Bloomberg rappelle cette semaine qu’au cours des huit dernières récessions ayant frappé les États-Unis, sept fois l’immobilier a joué le rôle bouée de sauvetage en propulsant la reprise économique.
Cette fois-ci, les États-Unis pourront-ils à nouveau compter sur l’immobilier comme tremplin pour assurer la relance ? Rien n’apparaît moins sûr. Non seulement l’immobilier n’est-il pas au rendez-vous mais il figure plutôt parmi les causes tirant l’économie vers le bas. Les données dévoilées aujourd’hui montrent en effet que les ventes de maison existantes ont atteint leur plus bas niveau depuis 15 ans, accusant une baisse de 27% (le double de ce qu’avaient prédit les analystes) par rapport à juin.
Avec la fin des aides gouvernementales visant à aider les propriétaires à acheter une maison, tout comme le succès très mitigé de celles visant à aider les propriétaires à renégocier les termes de leur hypothèque, on peut maintenant voir l’état du secteur immobilier ‘à découvert’, c’est-à-dire, sans l’enveloppe protectrice gouvernementale déployée dans le contexte de la crise. Et ce n’est pas réjouissant : une hypothèque sur sept entre dans la catégorie des ‘délinquants’, i.e. qu’elles font soit l’objet d’une saisie ou de défauts de paiement.
Dans ce contexte, les Américains ne pourront plus aussi aisément utiliser la présumée plus-value sur leur maison pour financer leurs vacances, leur deuxième auto, les études des enfants ou tout simplement leurs excès de consommation.

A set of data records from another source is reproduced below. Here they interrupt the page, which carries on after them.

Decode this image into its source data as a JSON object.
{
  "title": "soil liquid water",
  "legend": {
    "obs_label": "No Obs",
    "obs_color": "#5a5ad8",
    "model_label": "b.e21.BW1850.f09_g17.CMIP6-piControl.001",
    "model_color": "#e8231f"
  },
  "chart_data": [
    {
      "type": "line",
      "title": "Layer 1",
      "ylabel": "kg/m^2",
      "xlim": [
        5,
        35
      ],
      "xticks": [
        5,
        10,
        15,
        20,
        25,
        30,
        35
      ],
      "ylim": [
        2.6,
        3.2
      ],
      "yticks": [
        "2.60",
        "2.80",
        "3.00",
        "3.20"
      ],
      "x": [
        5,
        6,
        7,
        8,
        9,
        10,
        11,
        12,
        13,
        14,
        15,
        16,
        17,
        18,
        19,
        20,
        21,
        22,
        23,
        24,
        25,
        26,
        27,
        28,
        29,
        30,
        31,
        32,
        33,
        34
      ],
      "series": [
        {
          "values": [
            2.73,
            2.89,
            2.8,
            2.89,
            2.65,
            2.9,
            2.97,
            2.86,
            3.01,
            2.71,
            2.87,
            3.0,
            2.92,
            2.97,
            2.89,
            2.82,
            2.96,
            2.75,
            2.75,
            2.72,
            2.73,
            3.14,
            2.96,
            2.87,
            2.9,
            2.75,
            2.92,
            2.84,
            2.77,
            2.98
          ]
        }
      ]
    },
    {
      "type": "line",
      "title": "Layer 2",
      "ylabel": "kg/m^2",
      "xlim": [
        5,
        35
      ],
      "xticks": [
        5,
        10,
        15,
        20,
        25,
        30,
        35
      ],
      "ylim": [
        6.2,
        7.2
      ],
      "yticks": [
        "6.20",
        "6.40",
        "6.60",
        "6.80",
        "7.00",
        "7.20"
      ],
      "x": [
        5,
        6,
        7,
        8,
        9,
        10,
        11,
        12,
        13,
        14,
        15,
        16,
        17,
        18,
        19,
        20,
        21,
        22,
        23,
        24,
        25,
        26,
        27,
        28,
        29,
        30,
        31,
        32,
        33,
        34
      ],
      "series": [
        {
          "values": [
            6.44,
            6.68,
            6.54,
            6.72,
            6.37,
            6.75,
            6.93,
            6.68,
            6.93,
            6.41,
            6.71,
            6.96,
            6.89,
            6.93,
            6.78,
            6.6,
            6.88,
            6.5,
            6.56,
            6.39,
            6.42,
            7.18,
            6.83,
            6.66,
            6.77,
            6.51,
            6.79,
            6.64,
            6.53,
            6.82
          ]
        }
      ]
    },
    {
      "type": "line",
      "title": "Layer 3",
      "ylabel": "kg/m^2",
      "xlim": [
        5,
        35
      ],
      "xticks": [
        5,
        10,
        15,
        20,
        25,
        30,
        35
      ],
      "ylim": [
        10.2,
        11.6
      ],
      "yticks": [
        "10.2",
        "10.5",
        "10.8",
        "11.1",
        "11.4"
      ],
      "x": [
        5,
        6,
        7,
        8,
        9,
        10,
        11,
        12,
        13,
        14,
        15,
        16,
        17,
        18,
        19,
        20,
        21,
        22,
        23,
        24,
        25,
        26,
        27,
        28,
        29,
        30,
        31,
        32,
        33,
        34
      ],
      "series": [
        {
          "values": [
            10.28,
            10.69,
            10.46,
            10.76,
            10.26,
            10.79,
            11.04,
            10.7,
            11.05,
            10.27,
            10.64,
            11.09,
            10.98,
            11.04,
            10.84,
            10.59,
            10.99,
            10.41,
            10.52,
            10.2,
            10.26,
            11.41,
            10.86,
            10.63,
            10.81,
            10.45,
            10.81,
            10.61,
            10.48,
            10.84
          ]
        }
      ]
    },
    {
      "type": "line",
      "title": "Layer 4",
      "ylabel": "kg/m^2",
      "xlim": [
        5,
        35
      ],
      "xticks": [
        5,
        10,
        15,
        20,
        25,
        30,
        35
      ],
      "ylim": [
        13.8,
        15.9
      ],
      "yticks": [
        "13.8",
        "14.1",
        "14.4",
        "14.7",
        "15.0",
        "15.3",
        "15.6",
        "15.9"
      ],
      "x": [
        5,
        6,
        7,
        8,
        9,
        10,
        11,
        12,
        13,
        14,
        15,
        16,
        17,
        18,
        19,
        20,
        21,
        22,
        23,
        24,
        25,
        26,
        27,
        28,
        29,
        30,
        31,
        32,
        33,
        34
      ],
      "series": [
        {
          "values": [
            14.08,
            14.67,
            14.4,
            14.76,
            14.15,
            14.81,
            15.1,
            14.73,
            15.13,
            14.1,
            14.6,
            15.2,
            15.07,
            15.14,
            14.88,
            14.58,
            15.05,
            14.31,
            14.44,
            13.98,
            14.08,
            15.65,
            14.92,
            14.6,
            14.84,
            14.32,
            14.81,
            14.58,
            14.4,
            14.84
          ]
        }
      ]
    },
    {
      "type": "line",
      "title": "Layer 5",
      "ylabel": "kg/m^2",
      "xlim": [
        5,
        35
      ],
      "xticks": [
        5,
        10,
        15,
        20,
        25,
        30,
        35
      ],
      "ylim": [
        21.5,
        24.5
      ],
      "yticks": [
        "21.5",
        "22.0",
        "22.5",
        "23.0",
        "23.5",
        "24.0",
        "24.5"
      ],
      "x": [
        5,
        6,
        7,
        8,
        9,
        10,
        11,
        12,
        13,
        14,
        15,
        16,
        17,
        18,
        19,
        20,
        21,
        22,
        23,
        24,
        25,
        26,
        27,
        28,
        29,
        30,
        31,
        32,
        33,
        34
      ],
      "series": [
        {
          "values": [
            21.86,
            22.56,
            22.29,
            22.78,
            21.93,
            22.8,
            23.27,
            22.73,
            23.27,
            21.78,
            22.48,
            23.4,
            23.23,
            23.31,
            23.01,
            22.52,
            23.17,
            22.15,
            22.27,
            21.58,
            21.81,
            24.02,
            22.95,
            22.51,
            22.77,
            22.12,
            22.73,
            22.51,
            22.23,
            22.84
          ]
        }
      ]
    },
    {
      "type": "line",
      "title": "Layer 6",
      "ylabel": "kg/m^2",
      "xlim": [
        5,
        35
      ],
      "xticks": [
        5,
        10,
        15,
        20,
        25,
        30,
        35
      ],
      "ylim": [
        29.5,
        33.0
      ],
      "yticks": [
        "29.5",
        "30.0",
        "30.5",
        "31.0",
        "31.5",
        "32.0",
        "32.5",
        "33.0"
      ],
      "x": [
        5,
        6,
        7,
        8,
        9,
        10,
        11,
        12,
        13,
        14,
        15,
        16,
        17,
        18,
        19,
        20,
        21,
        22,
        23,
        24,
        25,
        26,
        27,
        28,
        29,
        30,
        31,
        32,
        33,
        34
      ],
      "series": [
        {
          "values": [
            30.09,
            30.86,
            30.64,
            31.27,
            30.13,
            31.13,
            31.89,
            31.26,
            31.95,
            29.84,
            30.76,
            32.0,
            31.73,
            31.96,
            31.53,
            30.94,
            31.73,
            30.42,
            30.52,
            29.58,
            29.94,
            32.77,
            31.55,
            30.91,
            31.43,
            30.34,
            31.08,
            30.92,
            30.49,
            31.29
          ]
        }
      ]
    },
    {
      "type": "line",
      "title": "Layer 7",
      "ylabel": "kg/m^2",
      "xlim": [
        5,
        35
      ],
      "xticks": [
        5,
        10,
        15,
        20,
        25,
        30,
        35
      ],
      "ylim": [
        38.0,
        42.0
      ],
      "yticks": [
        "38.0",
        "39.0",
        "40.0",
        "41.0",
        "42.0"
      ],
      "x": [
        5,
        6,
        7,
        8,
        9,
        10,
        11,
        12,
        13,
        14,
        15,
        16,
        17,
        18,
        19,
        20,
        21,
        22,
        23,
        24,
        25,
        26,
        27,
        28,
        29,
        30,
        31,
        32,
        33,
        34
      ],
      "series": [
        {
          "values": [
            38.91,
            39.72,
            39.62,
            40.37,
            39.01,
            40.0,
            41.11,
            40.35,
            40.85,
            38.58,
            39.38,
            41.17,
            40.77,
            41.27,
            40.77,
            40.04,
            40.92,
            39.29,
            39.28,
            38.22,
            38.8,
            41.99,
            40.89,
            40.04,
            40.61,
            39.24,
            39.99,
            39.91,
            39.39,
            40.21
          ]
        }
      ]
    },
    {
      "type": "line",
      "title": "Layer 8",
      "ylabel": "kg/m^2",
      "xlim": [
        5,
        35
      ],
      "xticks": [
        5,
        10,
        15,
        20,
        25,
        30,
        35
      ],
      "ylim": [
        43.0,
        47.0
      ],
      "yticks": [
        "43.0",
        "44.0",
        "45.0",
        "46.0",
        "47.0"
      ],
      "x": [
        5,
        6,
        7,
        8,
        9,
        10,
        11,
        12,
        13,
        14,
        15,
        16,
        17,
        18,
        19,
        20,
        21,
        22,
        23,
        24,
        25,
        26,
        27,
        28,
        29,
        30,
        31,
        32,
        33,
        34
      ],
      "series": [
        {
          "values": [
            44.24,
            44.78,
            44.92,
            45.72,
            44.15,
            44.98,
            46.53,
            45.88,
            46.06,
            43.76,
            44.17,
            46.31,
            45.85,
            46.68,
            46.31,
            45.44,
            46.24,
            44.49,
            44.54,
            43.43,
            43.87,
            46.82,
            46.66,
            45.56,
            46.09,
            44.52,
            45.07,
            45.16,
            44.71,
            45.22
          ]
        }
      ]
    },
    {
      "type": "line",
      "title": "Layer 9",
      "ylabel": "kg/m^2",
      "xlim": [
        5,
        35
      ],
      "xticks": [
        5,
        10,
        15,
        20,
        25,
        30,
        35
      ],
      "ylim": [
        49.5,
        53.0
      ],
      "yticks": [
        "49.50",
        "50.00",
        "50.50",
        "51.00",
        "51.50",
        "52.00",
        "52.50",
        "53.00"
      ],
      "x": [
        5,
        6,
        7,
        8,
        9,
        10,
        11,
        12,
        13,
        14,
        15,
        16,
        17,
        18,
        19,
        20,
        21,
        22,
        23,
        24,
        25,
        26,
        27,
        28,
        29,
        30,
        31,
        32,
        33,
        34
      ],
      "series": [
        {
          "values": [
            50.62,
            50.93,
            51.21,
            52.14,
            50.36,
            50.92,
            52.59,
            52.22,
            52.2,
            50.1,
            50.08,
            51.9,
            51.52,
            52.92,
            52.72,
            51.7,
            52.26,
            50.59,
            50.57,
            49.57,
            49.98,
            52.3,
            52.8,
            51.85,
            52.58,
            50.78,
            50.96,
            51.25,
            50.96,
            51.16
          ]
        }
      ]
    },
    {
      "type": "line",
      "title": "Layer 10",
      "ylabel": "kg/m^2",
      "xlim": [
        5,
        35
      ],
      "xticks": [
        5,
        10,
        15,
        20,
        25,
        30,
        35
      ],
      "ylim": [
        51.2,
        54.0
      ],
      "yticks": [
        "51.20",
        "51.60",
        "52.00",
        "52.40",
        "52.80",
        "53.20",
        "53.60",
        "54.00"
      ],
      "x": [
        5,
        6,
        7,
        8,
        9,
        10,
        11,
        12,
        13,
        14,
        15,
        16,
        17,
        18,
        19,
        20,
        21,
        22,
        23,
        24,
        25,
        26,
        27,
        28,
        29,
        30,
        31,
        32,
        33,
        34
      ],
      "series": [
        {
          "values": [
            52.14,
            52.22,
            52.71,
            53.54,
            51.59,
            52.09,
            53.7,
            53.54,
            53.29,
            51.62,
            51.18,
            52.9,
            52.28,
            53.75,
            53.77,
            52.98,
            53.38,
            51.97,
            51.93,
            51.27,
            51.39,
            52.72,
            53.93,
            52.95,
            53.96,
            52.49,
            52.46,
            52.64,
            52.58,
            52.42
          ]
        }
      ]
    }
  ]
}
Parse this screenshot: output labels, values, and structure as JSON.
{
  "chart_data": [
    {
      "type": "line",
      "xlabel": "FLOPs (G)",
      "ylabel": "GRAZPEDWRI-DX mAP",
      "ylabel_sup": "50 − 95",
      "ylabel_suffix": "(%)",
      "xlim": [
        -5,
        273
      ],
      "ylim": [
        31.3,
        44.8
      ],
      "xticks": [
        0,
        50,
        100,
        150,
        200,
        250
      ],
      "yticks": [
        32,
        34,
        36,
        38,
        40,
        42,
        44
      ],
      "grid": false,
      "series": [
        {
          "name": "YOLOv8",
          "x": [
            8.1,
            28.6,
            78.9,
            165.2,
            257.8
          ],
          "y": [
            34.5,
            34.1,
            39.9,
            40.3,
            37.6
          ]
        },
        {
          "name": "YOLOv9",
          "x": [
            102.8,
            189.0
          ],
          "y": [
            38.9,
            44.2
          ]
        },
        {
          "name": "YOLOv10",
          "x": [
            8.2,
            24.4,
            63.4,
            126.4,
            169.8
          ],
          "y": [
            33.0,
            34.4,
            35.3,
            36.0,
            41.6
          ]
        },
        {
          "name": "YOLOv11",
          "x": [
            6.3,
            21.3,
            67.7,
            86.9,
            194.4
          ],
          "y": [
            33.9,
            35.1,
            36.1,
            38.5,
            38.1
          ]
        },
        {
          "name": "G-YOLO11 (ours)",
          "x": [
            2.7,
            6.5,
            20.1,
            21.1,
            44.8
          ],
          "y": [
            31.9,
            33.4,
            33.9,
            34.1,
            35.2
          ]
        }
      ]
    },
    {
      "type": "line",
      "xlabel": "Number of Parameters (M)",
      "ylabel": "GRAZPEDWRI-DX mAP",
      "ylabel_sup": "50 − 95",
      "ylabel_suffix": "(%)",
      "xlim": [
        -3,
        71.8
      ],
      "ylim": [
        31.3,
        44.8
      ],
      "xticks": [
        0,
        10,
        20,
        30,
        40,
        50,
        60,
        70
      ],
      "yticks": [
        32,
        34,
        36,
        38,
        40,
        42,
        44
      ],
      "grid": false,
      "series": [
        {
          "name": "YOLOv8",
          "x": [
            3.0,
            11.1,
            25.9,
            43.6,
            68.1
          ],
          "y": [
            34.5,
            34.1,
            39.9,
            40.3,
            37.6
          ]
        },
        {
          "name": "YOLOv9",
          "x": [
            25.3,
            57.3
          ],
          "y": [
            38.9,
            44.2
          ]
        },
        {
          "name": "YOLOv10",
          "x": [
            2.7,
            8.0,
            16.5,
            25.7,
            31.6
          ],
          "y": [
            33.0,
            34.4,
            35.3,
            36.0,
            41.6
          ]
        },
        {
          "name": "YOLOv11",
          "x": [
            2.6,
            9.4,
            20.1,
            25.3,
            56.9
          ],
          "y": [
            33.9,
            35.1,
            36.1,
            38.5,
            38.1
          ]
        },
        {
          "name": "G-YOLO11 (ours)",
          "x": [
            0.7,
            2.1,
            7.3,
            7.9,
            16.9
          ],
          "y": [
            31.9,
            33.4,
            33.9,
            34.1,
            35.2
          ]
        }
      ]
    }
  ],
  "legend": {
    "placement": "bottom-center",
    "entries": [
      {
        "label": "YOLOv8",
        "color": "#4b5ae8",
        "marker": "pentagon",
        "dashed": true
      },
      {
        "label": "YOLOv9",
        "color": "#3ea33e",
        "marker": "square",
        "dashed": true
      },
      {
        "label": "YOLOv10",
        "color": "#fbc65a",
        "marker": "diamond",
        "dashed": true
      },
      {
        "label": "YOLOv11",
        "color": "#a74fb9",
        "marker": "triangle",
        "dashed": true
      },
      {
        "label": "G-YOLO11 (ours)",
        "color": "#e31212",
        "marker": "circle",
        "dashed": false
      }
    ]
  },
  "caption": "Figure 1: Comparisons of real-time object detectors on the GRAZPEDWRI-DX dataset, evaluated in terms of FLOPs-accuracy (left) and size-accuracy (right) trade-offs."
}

Dès lors, la relance viendra-t-elle :
D’une injection massive d’investissements privés dans l’économie ?
D’une augmentation inespérée des salaires qui pourraient relancer les dépenses de consommation ?
D’un accroissement significatif des exportations dans un contexte où tous les pays tentent d’accroître leur part du gâteau ?
D’une relance effrénée du crédit, alors que les banques resserrent l’accès aux prêts et que chacun tente de ramener son niveau d’endettement à un seuil acceptable ?
Ou tout simplement de l’éclosion de nouveaux secteurs de pointe reposant sur l’innovation ?
Les paris sont ouverts.
Personnellement, il m’apparaît que seule l’éclosion de nouveaux secteurs de pointe créateurs d’emplois pourrait offrir de réelles perspectives séduisantes. Mais, pour ce faire, encore faudra-t-il que le secteur privé reprenne confiance et prenne le relais d’un gouvernement dont les injections massives de fonds publics tirent à leur fin.